I love
looking at houses. I could spend days and days perusing neighborhoods and
looking into lamp-lit living-room windows. I know, sounds more like a Peeping
Tom, but it’s true. The warm friendly glow from those windows is somehow
reassuring that someone is home, and some people are longing to be there. For
years, I thought that to have the perfect home, I had to have the perfect
house, but then I grew up and realized,
what’s perfect?
For years I’ve
driven everyone within earshot crazy about how the house should be kept. “Why
isn’t this put up? Why didn’t you clean up your mess? Who left their shoes in
the middle of living room so I could trip and die?” Does any of this sound
familiar? Now I’m not home for the length of hours I previously was, and I
can’t help thinking, what the heck was all of that about? It didn’t make my
life any easier, and it certainly didn’t make anyone around me happy. So much
for the reassuring glow coming from our living room windows. If I’m not careful
our house could just be a place to clean and sleep, when what we want is a
home.
Because of
that, my idea of a dream house keeps changing. Since there really is no such
thing as a self-cleaning home, I’ve found that the McMansions that I longed for
in yesteryears would be a nightmare for me because unless we hit the jackpot or
4Gaby goes international with tours (hey, help a girl out here), I’m the numero
uno who gets to do the majority of the cleaning. Who wants to clean a house for
16 hours on the weekend instead of
enjoying family? For goodness sake, I know there are days I’d love to hop in
the car and drive till the gas gauge hits empty, but surprise, I really do love
my family and I’d like to be with them doing something a little less mundane.
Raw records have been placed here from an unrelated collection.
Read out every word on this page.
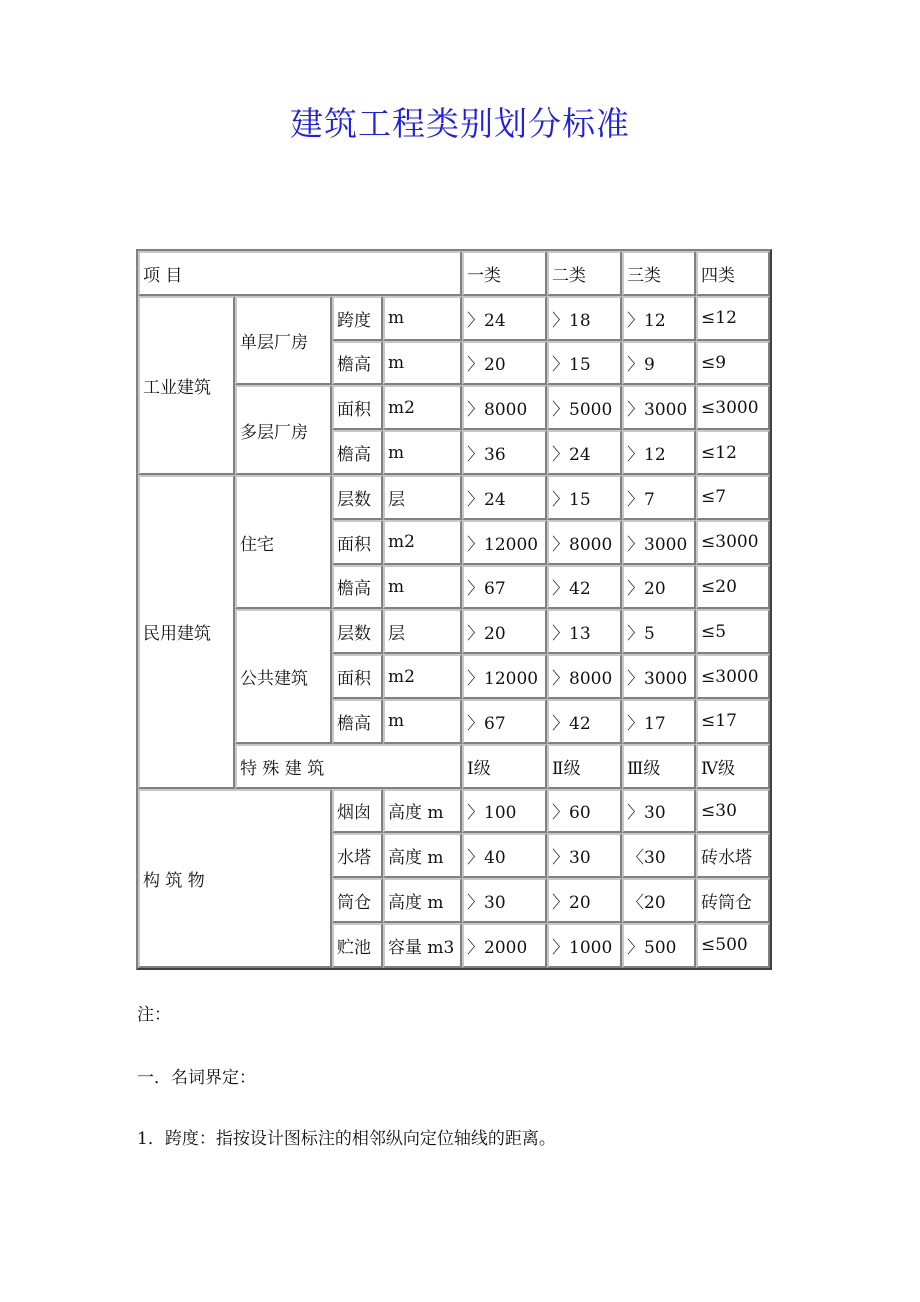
建筑工程类别划分标准
项 目				一类	二类	三类	四类
工业建筑	单层厂房	跨度	m	〉24	〉18	〉12	≤12
		檐高	m	〉20	〉15	〉9	≤9
	多层厂房	面积	m2	〉8000	〉5000	〉3000	≤3000
		檐高	m	〉36	〉24	〉12	≤12
民用建筑	住宅	层数	层	〉24	〉15	〉7	≤7
		面积	m2	〉12000	〉8000	〉3000	≤3000
		檐高	m	〉67	〉42	〉20	≤20
	公共建筑	层数	层	〉20	〉13	〉5	≤5
		面积	m2	〉12000	〉8000	〉3000	≤3000
		檐高	m	〉67	〉42	〉17	≤17
	特 殊 建 筑			Ⅰ级	Ⅱ级	Ⅲ级	Ⅳ级
构 筑 物		烟囱	高度 m	〉100	〉60	〉30	≤30
		水塔	高度 m	〉40	〉30	〈30	砖水塔
		筒仓	高度 m	〉30	〉20	〈20	砖筒仓
		贮池	容量 m3	〉2000	〉1000	〉500	≤500

注：

一．名词界定：

1．跨度：指按设计图标注的相邻纵向定位轴线的距离。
I’m not talking hang gliding, but days at the park are a treasure, as opposed
to days in our yard.
Our yard is
a complete monster! Having privacy between neighbors comes with a back-breaking
price tag called yard work. I don’t know the amount of hours my husband and I
have put into our yard in the past, desperately hoping that maybe one day we’d
get yard of the month. Now I honestly love yard work, it beats dusting hands
down because the yard usually stays nice for a few days. I can clean the house
and in the space of a few hours it can be demolished. Still, how much time do I
want to spend in the yard when the kids grow like weeds and you blink and
they’re gone? Um…not so much. My idea now of yard of the month is the kids
laughing outside and the family together. Top that pretty committee.
The houses
in the little town where I work intrigue me. There are huge plantation-like
homes and little bungalows, mixed in with big and little Victorian treasures,
and I love walking by them at lunch. I go through a mental checklist; too big,
too small, huge yard, needs lots of work, lovely garden, and just right. Every
morning I drive by the same houses on my way into work and one little Cape Cod
always has its lamps lit in the downstairs windows and I find that somehow
comforting yet again. I guess it’s because each house should have its own glow.
By the
day’s end, I pull down my own driveway to my messy, tangled yard and walk into
a living room way too full of an overly energetic 5-year-old’s toys. I pass by
my teen’s bedroom on the way to throw my work clothes into the laundry room and
I know it will take a shovel to find the floor in her room. I come back down
the stairs and look at a dining room table seldom used and round into the
kitchen to fix supper, and then it hits me. We’re around the table, my daughter
babbling about her day, my son vying for attention by making ridiculous faces
and my husband looking at me with a distinctly glazed and tired face. We bow
our heads, say a prayer, and tuck in. We get up together and clear the dishes
and the kids go play. Either my husband or I will get our son down for the
night, and then we discuss what’s on the agenda for the next day.
We’re home;
it’s a safe place where we come together, sometimes in chaos, sometimes in
peace. We’re tucking in to make it work, praying and bowing our heads when
we’re smart enough to realize we have a house to come home to and be together
in. No, it’s not perfect and it never will be. But there are those fleeting moments,
now and again where we go “Ahhhhhh.” Be it ever so humble, with or without its
lamp-glowing room, there’s no place like home.